Ein wenig von der Schöpfung Gottes her gedacht ist es auch eine gar nicht so undenkbare und absurde Vorstellung, dass Gott in einem Menschen seine Welt betritt.

 

Das Gottes Sohn-Sein von Jesus Christus wird als Einssein bezeichnet. Unsere Kindschaft ist dagegen vom Getrenntsein geprägt. Der Zweifel ist meist stärker als der Glaube. Der eigene Leib ist uns meist näher als das ewige Leben. Wir sorgen uns mehr um das Tägliche (Brot) und was uns unserer Meinung nach zusteht als um die „Schätze im Himmel“. Und oft ist es wirklich schwer, Gott hier und jetzt noch ins eigene Leben aufzunehmen. „Dein Wille geschehe“ ist eben ein Bittgebet und keine alles umfassende Realität. Blindheit, Taubheit und Lähmung sind gleichzeitig symbolische Bilder für unsere eigene Befindlichkeit, wenn es um unsere Beziehung zu Gott geht.
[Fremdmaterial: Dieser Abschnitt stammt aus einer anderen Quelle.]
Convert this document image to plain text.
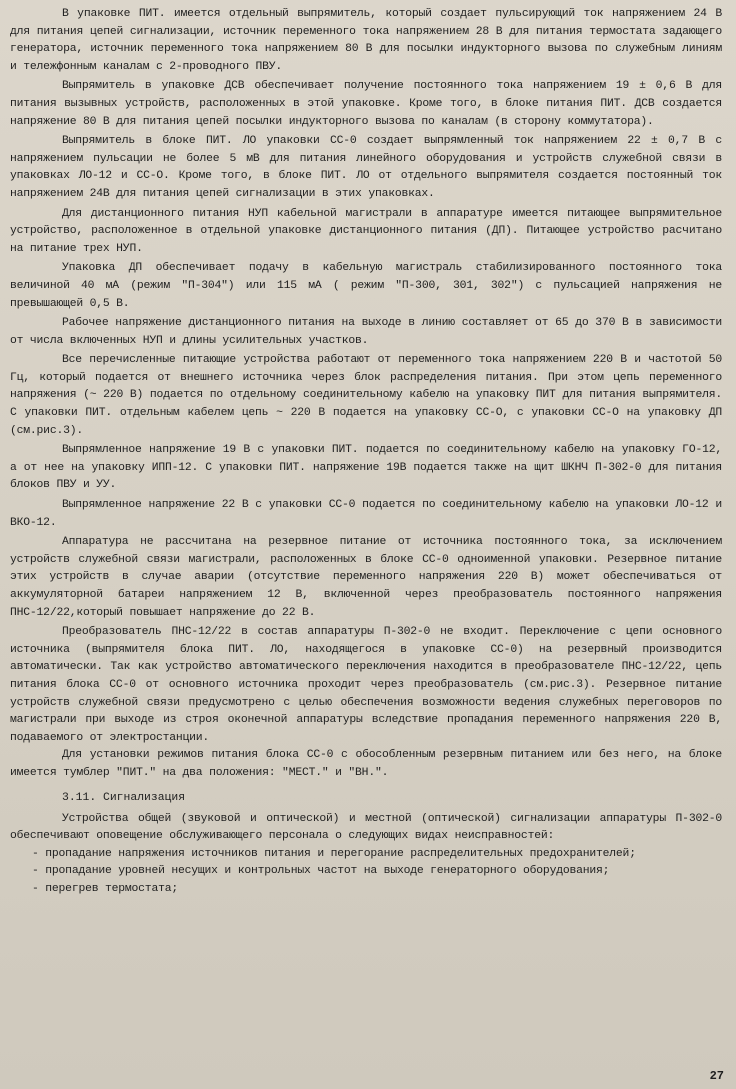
В упаковке ПИТ. имеется отдельный выпрямитель, который создает пульсирующий ток напряжением 24 В для питания цепей сигнализации, источник переменного тока напряжением 28 В для питания термостата задающего генератора, источник переменного тока напряжением 80 В для посылки индукторного вызова по служебным линиям и тележфонным каналам с 2-проводного ПВУ.

Выпрямитель в упаковке ДСВ обеспечивает получение постоянного тока напряжением 19 ± 0,6 В для питания вызывных устройств, расположенных в этой упаковке. Кроме того, в блоке питания ПИТ. ДСВ создается напряжение 80 В для питания цепей посылки индукторного вызова по каналам (в сторону коммутатора).

Выпрямитель в блоке ПИТ. ЛО упаковки СС-0 создает выпрямленный ток напряжением 22 ± 0,7 В с напряжением пульсации не более 5 мВ для питания линейного оборудования и устройств служебной связи в упаковках ЛО-12 и СС-О. Кроме того, в блоке ПИТ. ЛО от отдельного выпрямителя создается постоянный ток напряжением 24В для питания цепей сигнализации в этих упаковках.

Для дистанционного питания НУП кабельной магистрали в аппаратуре имеется питающее выпрямительное устройство, расположенное в отдельной упаковке дистанционного питания (ДП). Питающее устройство расчитано на питание трех НУП.

Упаковка ДП обеспечивает подачу в кабельную магистраль стабилизированного постоянного тока величиной 40 мА (режим "П-304") или 115 мА ( режим "П-300, 301, 302") с пульсацией напряжения не превышающей 0,5 В.

Рабочее напряжение дистанционного питания на выходе в линию составляет от 65 до 370 В в зависимости от числа включенных НУП и длины усилительных участков.

Все перечисленные питающие устройства работают от переменного тока напряжением 220 В и частотой 50 Гц, который подается от внешнего источника через блок распределения питания. При этом цепь переменного напряжения (~ 220 В) подается по отдельному соединительному кабелю на упаковку ПИТ для питания выпрямителя. С упаковки ПИТ. отдельным кабелем цепь ~ 220 В подается на упаковку СС-О, с упаковки СС-О на упаковку ДП (см.рис.3).

Выпрямленное напряжение 19 В с упаковки ПИТ. подается по соединительному кабелю на упаковку ГО-12, а от нее на упаковку ИПП-12. С упаковки ПИТ. напряжение 19В подается также на щит ШКНЧ П-302-0 для питания блоков ПВУ и УУ.

Выпрямленное напряжение 22 В с упаковки СС-0 подается по соединительному кабелю на упаковки ЛО-12 и ВКО-12.

Аппаратура не рассчитана на резервное питание от источника постоянного тока, за исключением устройств служебной связи магистрали, расположенных в блоке СС-0 одноименной упаковки. Резервное питание этих устройств в случае аварии (отсутствие переменного напряжения 220 В) может обеспечиваться от аккумуляторной батареи напряжением 12 В, включенной через преобразователь постоянного напряжения ПНС-12/22,который повышает напряжение до 22 В.

Преобразователь ПНС-12/22 в состав аппаратуры П-302-0 не входит. Переключение с цепи основного источника (выпрямителя блока ПИТ. ЛО, находящегося в упаковке СС-0) на резервный производится автоматически. Так как устройство автоматического переключения находится в преобразователе ПНС-12/22, цепь питания блока СС-0 от основного источника проходит через преобразователь (см.рис.3). Резервное питание устройств служебной связи предусмотрено с целью обеспечения возможности ведения служебных переговоров по магистрали при выходе из строя оконечной аппаратуры вследствие пропадания переменного напряжения 220 В, подаваемого от электростанции.

Для установки режимов питания блока СС-0 с обособленным резервным питанием или без него, на блоке имеется тумблер "ПИТ." на два положения: "МЕСТ." и "ВН.".

3.11. Сигнализация

Устройства общей (звуковой и оптической) и местной (оптической) сигнализации аппаратуры П-302-0 обеспечивают оповещение обслуживающего персонала о следующих видах неисправностей:

- пропадание напряжения источников питания и перегорание распределительных предохранителей;
- пропадание уровней несущих и контрольных частот на выходе генераторного оборудования;
- перегрев термостата;
27
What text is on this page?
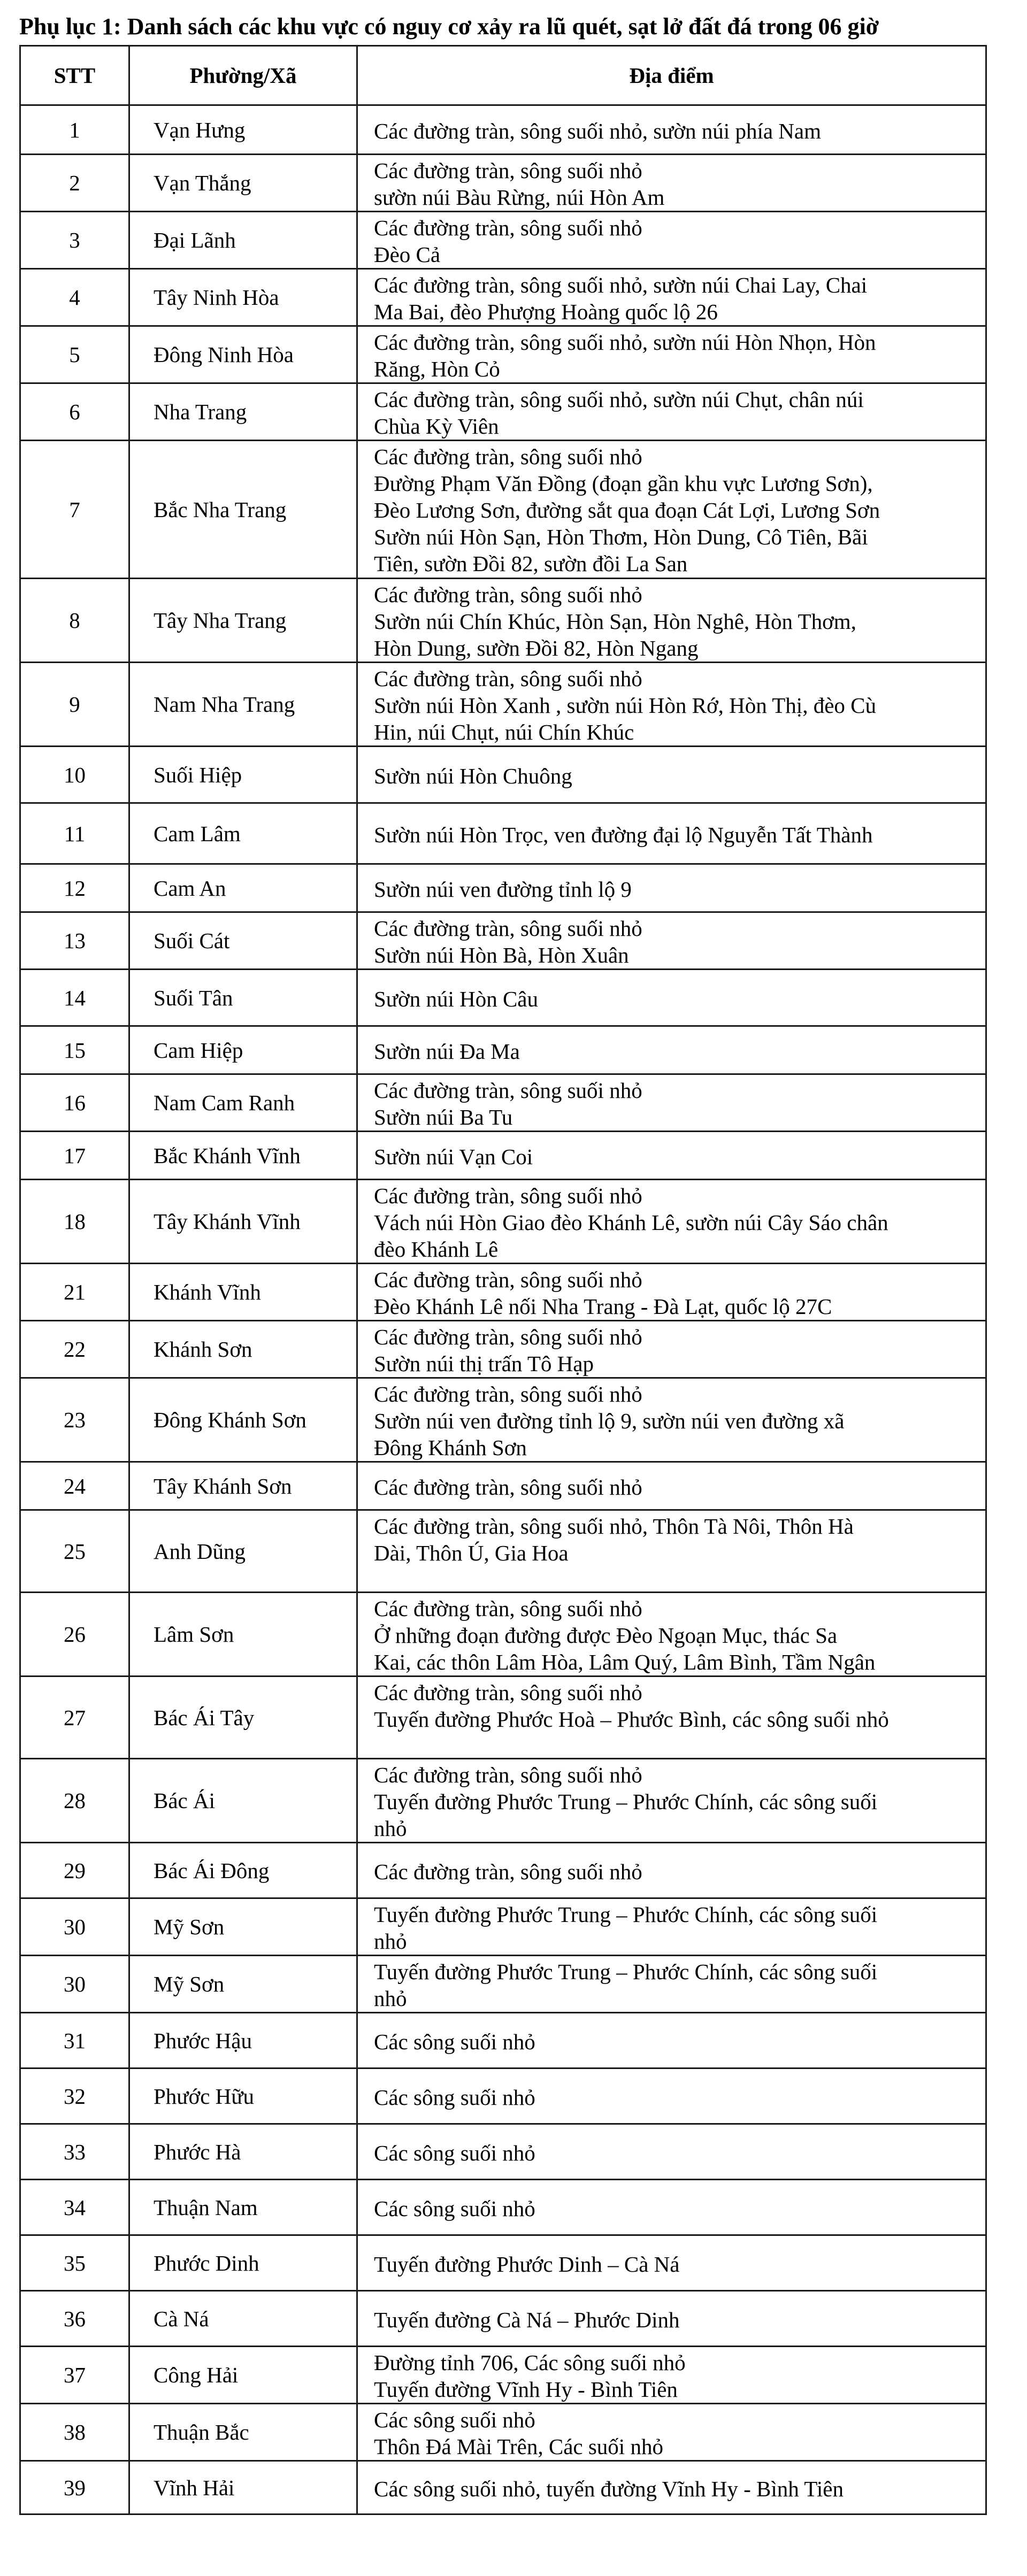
Phụ lục 1: Danh sách các khu vực có nguy cơ xảy ra lũ quét, sạt lở đất đá trong 06 giờ
STT	Phường/Xã	Địa điểm
1	Vạn Hưng	Các đường tràn, sông suối nhỏ, sườn núi phía Nam

2	Vạn Thắng	Các đường tràn, sông suối nhỏ
sườn núi Bàu Rừng, núi Hòn Am

3	Đại Lãnh	Các đường tràn, sông suối nhỏ
Đèo Cả

4	Tây Ninh Hòa	Các đường tràn, sông suối nhỏ, sườn núi Chai Lay, Chai
Ma Bai, đèo Phượng Hoàng quốc lộ 26

5	Đông Ninh Hòa	Các đường tràn, sông suối nhỏ, sườn núi Hòn Nhọn, Hòn
Răng, Hòn Cỏ

6	Nha Trang	Các đường tràn, sông suối nhỏ, sườn núi Chụt, chân núi
Chùa Kỳ Viên

7	Bắc Nha Trang	Các đường tràn, sông suối nhỏ
Đường Phạm Văn Đồng (đoạn gần khu vực Lương Sơn),
Đèo Lương Sơn, đường sắt qua đoạn Cát Lợi, Lương Sơn
Sườn núi Hòn Sạn, Hòn Thơm, Hòn Dung, Cô Tiên, Bãi
Tiên, sườn Đồi 82, sườn đồi La San

8	Tây Nha Trang	Các đường tràn, sông suối nhỏ
Sườn núi Chín Khúc, Hòn Sạn, Hòn Nghê, Hòn Thơm,
Hòn Dung, sườn Đồi 82, Hòn Ngang

9	Nam Nha Trang	Các đường tràn, sông suối nhỏ
Sườn núi Hòn Xanh , sườn núi Hòn Rớ, Hòn Thị, đèo Cù
Hin, núi Chụt, núi Chín Khúc

10	Suối Hiệp	Sườn núi Hòn Chuông

11	Cam Lâm	Sườn núi Hòn Trọc, ven đường đại lộ Nguyễn Tất Thành

12	Cam An	Sườn núi ven đường tỉnh lộ 9

13	Suối Cát	Các đường tràn, sông suối nhỏ
Sườn núi Hòn Bà, Hòn Xuân

14	Suối Tân	Sườn núi Hòn Câu

15	Cam Hiệp	Sườn núi Đa Ma

16	Nam Cam Ranh	Các đường tràn, sông suối nhỏ
Sườn núi Ba Tu

17	Bắc Khánh Vĩnh	Sườn núi Vạn Coi

18	Tây Khánh Vĩnh	Các đường tràn, sông suối nhỏ
Vách núi Hòn Giao đèo Khánh Lê, sườn núi Cây Sáo chân
đèo Khánh Lê

21	Khánh Vĩnh	Các đường tràn, sông suối nhỏ
Đèo Khánh Lê nối Nha Trang - Đà Lạt, quốc lộ 27C

22	Khánh Sơn	Các đường tràn, sông suối nhỏ
Sườn núi thị trấn Tô Hạp

23	Đông Khánh Sơn	Các đường tràn, sông suối nhỏ
Sườn núi ven đường tỉnh lộ 9, sườn núi ven đường xã
Đông Khánh Sơn

24	Tây Khánh Sơn	Các đường tràn, sông suối nhỏ

25	Anh Dũng	Các đường tràn, sông suối nhỏ, Thôn Tà Nôi, Thôn Hà
Dài, Thôn Ú, Gia Hoa

26	Lâm Sơn	Các đường tràn, sông suối nhỏ
Ở những đoạn đường được Đèo Ngoạn Mục, thác Sa
Kai, các thôn Lâm Hòa, Lâm Quý, Lâm Bình, Tầm Ngân

27	Bác Ái Tây	Các đường tràn, sông suối nhỏ
Tuyến đường Phước Hoà – Phước Bình, các sông suối nhỏ

28	Bác Ái	Các đường tràn, sông suối nhỏ
Tuyến đường Phước Trung – Phước Chính, các sông suối
nhỏ

29	Bác Ái Đông	Các đường tràn, sông suối nhỏ

30	Mỹ Sơn	Tuyến đường Phước Trung – Phước Chính, các sông suối
nhỏ

30	Mỹ Sơn	Tuyến đường Phước Trung – Phước Chính, các sông suối
nhỏ

31	Phước Hậu	Các sông suối nhỏ

32	Phước Hữu	Các sông suối nhỏ

33	Phước Hà	Các sông suối nhỏ

34	Thuận Nam	Các sông suối nhỏ

35	Phước Dinh	Tuyến đường Phước Dinh – Cà Ná

36	Cà Ná	Tuyến đường Cà Ná – Phước Dinh

37	Công Hải	Đường tỉnh 706, Các sông suối nhỏ
Tuyến đường Vĩnh Hy - Bình Tiên

38	Thuận Bắc	Các sông suối nhỏ
Thôn Đá Mài Trên, Các suối nhỏ

39	Vĩnh Hải	Các sông suối nhỏ, tuyến đường Vĩnh Hy - Bình Tiên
Aber wenn wir uns schon so schwer damit tun zu Gott zu kommen, so haben wir in Weihnachten eine gute Nachricht: Gott ist uns entgegengekommen. So weit entgegengekommen wie nur möglich. An einem Ort in unserer (vergangenen und vergehenden) Zeit von Angesicht zu Angesicht ist er Mensch geworden. Mit der Absicht die Versöhnung: Was getrennt ist zu verbinden und was uns trennt wieder zusammen zu bringen. Die egozentrische Unabhängigkeit von Gott (wie sie im Sündenfall, der Sintflut und dem Turmbau zu Babel zum Ausdruck kommen) ist zu überwinden. Gott selbst hat Mensch und Gott wieder zusammen gebracht.

 

Für mein „Gottesbild“ bedeutet das: Gott sehnt sich danach, dass ich mit ihm in Beziehung komme. Wo ein Mensch so sehr diese Beziehung gelebt hat, dass am Ende von „eins sein“ die Rede ist. Noch mehr eins sein, als im Zusammenhang mit der Partnerschaft unter Menschen gesprochen werden kann. In einer gelebten Beziehung mit allen Facetten die ich mir auch in meinen menschlichen Beziehungen ersehene: mit dir sprechen, dir begegnen, dich berühren, dir danken, miteinander gehen, gemeinsam Schönes erleben und Leid tragen, bis hin zu miteinander diskutieren, sich mit dir auseinandersetzen und versöhnen. Selbstverständlich will ich auch gut handeln, aber trotzdem nicht „anonymer“ Christ bleiben, sondern die Beziehung mit dir wieder aufnehmen und leben. Bis du mich zu dir holst und wir nach meinem Leben eines Tages vielleicht eins sind.

 

Ich glaube, ich werde mich doch lieber nicht für das Christkindl 2009 vom Rathausplatz bewerben. Lieber versuche ich weiter in meinem Leben nach dieser Kindschaft zu suchen und werde so ein „Christkindl“.